Common failure modes
Building in a vacuum. If you built the model without interviewing reps about what "good" looks like to them, start over.
Scoring everything equally. A whitepaper download is not the same signal as a pricing page visit. Weight accordingly.
Never decaying scores. A lead who visited your pricing page 6 months ago is not the same as one who visited yesterday. Scores should decay over time if no new activity occurs.
No negative scoring. Without deductions, your model will surface students, competitors, and job seekers alongside real buyers.
Threshold too low. If everything is "qualified," nothing is. Be willing to let the majority of leads stay in nurture. That's the model working, not failing.
No feedback loop. A static model degrades over time as your market, product, and ICP evolve. Plan for ongoing calibration from day one.
Getting started this week
If you have no scoring today, here's the minimum viable version:
- Pull 30 closed-won deals. Note the 5 most common firmographic traits.

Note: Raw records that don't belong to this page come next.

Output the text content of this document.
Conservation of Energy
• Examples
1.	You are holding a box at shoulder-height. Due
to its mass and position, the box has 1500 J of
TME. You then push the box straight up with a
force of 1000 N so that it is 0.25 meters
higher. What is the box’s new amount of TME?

- Pull 30 closed-lost deals. Note what was different.
- Create a formula field in your CRM with 5-7 weighted criteria.
- Set one threshold (score > X = route to rep immediately).
- Run it for 30 days. Check conversion rate above and below the threshold.
- Adjust and expand.
You'll have a working model in a week and meaningful calibration data in a month. That's all it takes to get started — the sophistication comes later.